Mosque building brings Islamophobia fears to Poland

Mosque building brings Islamophobia fears to Poland

In a sight familiar in some west European countries but new to Poland, dozens of protesters demonstrated in a Warsaw suburb last weekend against the construction of a mosque.

Plans by Poland's tiny Muslim community to build a place of worship and an Islamic cultural centre face opposition in a sign that concerns about Islam may be spreading eastwards to the staunchly Catholic European Union member.

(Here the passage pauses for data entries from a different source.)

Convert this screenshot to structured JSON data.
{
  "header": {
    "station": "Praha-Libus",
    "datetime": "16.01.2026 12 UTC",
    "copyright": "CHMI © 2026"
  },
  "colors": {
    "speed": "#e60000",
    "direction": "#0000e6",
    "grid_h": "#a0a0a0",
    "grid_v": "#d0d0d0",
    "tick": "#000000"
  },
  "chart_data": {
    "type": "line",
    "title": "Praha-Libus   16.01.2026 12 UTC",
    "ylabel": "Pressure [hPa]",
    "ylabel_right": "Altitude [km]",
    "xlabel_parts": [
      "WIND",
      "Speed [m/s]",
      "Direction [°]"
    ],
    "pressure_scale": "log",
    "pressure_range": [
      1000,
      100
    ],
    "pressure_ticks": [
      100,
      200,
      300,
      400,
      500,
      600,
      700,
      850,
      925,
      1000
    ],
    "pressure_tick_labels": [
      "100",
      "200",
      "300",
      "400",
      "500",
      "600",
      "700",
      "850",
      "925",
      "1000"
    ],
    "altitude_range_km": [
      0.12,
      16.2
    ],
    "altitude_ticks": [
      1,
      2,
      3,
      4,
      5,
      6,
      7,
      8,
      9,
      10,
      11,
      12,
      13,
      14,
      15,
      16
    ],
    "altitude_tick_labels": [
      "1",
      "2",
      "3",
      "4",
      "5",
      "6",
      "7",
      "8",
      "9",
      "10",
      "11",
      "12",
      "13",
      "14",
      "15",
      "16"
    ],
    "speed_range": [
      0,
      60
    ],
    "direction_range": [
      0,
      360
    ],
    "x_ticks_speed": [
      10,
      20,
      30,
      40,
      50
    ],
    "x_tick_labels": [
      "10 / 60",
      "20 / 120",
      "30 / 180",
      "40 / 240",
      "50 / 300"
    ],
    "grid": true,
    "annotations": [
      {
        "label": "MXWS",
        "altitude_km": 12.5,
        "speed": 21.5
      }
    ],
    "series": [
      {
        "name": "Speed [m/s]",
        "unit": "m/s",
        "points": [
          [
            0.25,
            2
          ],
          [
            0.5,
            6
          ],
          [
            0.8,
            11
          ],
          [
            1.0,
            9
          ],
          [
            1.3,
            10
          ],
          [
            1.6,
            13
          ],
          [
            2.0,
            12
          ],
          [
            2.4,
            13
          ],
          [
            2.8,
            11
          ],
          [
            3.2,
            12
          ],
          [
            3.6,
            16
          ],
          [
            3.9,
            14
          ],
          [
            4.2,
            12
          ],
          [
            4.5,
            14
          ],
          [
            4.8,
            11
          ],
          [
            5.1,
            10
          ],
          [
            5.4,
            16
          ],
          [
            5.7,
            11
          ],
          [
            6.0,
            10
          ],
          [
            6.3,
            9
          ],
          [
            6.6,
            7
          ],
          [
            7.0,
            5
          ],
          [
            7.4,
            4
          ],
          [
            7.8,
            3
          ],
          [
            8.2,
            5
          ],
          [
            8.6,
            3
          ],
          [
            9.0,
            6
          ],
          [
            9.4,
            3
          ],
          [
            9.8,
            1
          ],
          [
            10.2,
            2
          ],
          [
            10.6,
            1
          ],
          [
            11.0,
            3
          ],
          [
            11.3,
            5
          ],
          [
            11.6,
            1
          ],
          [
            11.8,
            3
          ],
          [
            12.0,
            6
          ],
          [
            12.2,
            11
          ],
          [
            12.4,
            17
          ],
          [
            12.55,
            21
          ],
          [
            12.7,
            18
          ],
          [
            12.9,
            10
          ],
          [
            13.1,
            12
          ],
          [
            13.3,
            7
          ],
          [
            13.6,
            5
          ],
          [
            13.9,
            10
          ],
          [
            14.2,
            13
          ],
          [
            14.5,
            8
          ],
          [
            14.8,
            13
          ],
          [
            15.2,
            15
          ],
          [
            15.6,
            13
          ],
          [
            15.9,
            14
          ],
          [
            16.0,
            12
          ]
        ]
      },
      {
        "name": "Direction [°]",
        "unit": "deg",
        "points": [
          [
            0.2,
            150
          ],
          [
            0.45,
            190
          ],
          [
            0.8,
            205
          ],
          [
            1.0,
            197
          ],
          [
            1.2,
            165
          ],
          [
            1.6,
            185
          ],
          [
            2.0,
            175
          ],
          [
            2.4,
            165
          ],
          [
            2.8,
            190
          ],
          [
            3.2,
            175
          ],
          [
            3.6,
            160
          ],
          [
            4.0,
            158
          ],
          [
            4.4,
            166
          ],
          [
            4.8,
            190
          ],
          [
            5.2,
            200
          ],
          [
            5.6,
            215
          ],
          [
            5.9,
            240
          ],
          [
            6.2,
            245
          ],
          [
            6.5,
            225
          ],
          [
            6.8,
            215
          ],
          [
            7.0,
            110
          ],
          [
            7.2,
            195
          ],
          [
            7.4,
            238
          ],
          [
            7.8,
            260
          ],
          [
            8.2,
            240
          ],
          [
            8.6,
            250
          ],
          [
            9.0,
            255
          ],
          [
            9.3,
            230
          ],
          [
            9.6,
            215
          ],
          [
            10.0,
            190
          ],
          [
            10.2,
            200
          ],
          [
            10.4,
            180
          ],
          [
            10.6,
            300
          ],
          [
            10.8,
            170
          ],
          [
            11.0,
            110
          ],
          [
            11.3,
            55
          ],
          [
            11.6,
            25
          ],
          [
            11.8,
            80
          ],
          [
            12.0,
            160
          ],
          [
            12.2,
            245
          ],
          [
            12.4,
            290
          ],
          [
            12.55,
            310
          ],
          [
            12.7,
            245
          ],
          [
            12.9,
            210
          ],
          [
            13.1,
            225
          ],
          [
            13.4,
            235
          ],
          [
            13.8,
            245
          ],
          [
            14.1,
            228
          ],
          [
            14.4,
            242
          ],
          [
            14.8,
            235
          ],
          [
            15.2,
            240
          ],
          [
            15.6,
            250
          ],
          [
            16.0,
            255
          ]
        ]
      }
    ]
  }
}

Between 15,000 and 30,000 Muslims, many of them immigrants from Chechnya, live in Poland -- the biggest ex-communist EU state where more than 90 percent of the 38-million population declare themselves Catholics. Some 150 people protested at the half-finished building site, a 30-minute drive from the city center, where the Muslim League, a religious organization established in Poland in 2004 is building what will be only the country's fifth mosque with government permission. "Such centers are very often sources of radicalization," said one protester, who like most of the demonstrators was happy to be filmed but unwilling to give his name.

He brandished a banner depicting minarets as missiles that resembled a stark image used in a Swiss referendum when electors voted last year to ban new minarets. Others chanted "Let's not repeat Europe's mistakes" and "Blind tolerance kills common sense", and demanded that Muslim countries respect women's rights and religious freedom. “Look at what's happening in Europe, I don't want my daughter to be forced to wear a burka in the future," a male protester said of the all-covering full-length veil which is the object of fierce debate in France.

A Belgian parliamentary committee voted this week to ban the wearing in public places of the burqa and the niqab, a similar garment in which only a woman's eyes are visible. "I lived in a town in Poland where there were Catholic churches, a synagogue and a mosque and that was fine. But if I go to Saudi Arabia, I cannot wear my medallion and churches where I could pray are banned," said a woman demonstrator.